The pre-incubated tissues were placed into fresh 6-well plates containing 0.9 mL medium per well. Seperate plates were used for the negative, positive and treatment groups using 30 uL DPBS buffer, 30 uL SDS solution or 25 uL (before applying the test item) respectively. Tissues were dosed in 1 minute intervals. After dosing the last tissue, all plates were transferred into an incubator for 35 minutes. Tissues were then rinsed, dried, fresh medium added and further incubated for 24 hours (excess test material was removed).

The tissue inserts were then transferred into a new 6-well plate and incubated for a further 18 hours (post-incubation).

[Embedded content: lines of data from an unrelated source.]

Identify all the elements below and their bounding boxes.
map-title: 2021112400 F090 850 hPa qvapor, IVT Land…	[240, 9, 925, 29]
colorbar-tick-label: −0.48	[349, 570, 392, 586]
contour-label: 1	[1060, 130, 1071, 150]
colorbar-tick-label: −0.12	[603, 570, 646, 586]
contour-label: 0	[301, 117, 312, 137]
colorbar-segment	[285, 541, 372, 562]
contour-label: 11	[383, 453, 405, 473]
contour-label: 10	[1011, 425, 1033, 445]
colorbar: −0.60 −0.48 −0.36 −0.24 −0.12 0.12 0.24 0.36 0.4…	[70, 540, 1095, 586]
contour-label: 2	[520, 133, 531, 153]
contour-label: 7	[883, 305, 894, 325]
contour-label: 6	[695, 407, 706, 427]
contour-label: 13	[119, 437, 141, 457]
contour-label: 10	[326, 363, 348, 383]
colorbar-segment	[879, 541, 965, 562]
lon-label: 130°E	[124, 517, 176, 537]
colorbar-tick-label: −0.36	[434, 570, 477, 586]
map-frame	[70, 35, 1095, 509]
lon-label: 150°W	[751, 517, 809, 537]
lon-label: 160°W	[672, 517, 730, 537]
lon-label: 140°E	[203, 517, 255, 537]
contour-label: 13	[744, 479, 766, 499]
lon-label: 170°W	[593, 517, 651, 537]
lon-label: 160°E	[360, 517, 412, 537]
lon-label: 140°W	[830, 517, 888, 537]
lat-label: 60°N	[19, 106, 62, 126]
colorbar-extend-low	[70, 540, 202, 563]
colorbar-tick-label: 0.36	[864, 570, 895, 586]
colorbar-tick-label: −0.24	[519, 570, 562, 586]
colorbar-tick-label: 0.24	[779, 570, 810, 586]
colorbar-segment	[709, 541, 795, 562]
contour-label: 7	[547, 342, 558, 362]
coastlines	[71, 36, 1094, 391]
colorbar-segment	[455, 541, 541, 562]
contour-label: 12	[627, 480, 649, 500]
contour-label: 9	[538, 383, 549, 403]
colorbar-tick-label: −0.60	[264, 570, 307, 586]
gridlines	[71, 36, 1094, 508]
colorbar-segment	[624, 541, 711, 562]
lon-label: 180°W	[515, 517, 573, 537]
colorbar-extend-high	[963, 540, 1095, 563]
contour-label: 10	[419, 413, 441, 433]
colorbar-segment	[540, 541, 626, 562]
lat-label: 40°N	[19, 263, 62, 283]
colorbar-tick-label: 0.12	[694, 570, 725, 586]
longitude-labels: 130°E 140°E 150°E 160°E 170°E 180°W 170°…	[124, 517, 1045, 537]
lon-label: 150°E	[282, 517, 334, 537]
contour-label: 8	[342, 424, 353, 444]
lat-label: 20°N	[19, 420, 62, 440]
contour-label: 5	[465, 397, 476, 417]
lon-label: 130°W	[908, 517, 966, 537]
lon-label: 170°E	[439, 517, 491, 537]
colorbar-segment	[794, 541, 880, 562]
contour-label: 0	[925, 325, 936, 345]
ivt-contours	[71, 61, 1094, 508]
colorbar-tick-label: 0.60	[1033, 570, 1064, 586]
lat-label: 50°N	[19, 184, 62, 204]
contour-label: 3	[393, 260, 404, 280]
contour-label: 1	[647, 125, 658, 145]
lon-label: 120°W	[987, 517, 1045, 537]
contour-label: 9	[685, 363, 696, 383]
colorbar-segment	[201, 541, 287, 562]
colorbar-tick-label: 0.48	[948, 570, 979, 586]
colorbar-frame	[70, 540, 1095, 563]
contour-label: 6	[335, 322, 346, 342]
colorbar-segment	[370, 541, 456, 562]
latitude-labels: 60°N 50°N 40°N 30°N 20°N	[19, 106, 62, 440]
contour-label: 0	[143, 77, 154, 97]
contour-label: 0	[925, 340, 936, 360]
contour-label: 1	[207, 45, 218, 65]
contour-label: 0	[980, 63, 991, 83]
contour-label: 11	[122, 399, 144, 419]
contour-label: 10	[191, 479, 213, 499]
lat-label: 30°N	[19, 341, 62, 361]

Cell viability measurement (MTT assay):
After the incubation period (a total of ca. 42 hours) a 24-well plate was prepared with 300 uL freshly prepared MTT-reagent in each well. The tissues were blotted onto the bottom and then transferred. The 24-well plate was placed in the incubator for 3 hours. After this time the MTT reagent was aspirated and replaced by PBS buffer. this was replaced several times. Each insert was throughly dried and set into the empty pre-warmed 24-well plate. Into each well, 2 mL isopropanol were added and shaken for 2 hours at room temperature. After two hours, the insertes in which formazan had been produced were pierced with an injection needle, extracting all the colour. the inserts were then discarded and the contents mixed to ensure homogenisation. Frome ach well, two replicates with 200 uL were added into a 96-well plate which was read in a plate spectral photometer at 570 nm.

Formazan production was calculated as a % photometric absorption compared with the negative control.

Results and discussion

In vitro

In vivo

Irritant / corrosive response data:

See below for mean tissue viability scores ('Any other information on results incl. tables').

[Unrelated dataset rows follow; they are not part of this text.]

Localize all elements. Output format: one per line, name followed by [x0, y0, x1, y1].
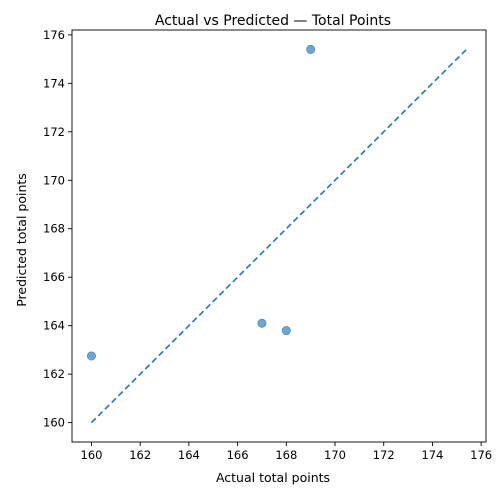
x-tick-label: 176: [470, 448, 492, 462]
x-tick-label: 160: [81, 448, 103, 462]
y-tick-label: 172: [43, 125, 65, 139]
y-axis: 160 162 164 166 168 170 172 174 176: [43, 28, 72, 430]
x-tick-label: 162: [129, 448, 151, 462]
data-point: [86, 351, 96, 361]
y-tick-label: 168: [43, 222, 65, 236]
data-point: [281, 326, 291, 336]
chart-title: Actual vs Predicted — Total Points: [155, 13, 391, 29]
y-tick-label: 170: [43, 173, 65, 187]
y-tick-label: 160: [43, 416, 65, 430]
y-tick-label: 164: [43, 319, 65, 333]
y-tick-label: 176: [43, 28, 65, 42]
x-tick-label: 170: [324, 448, 346, 462]
x-tick-label: 164: [178, 448, 200, 462]
x-tick-label: 168: [275, 448, 297, 462]
x-tick-label: 172: [373, 448, 395, 462]
x-tick-label: 166: [227, 448, 249, 462]
data-point: [257, 318, 267, 328]
y-tick-label: 174: [43, 76, 65, 90]
y-tick-label: 162: [43, 367, 65, 381]
data-point: [306, 44, 316, 54]
y-axis-label: Predicted total points: [14, 173, 29, 307]
plot-area: [71, 29, 487, 443]
x-axis-label: Actual total points: [216, 470, 330, 485]
x-tick-label: 174: [421, 448, 443, 462]
plot-frame: [71, 29, 487, 443]
reference-line: [90, 48, 468, 424]
reference-line-layer: [90, 48, 468, 424]
y-tick-label: 166: [43, 270, 65, 284]
x-axis: 160 162 164 166 168 170 172 174 176: [81, 442, 492, 462]
points-layer: [86, 44, 316, 361]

After treatment, the relative absorbance values were decreased to 94.4%, which is above the threshold for irritation (50%). The OD of the negative control was within the required acceptability criteria of 1 < mean OD < 2.5 (2.156) as cited in the report, and also with the range in the most recent OECD guideline ( 0.8 < mean OD < 2.8).

Any other information on results incl. tables

Mean tissue viability score in the in vitro skin irritation test (mean of three replicates):

	Mean tissue viability (percentage of control)
Negative control	100
Test substance	94.4
Positive control	7.3

Applicant's summary and conclusion

Interpretation of results:

not irritating

Remarks:

Migrated information Criteria used for interpretation of results: EU

Conclusions:

The test substance is non-irritant in the in vitro skin irritation test under the experimental conditions described in this report.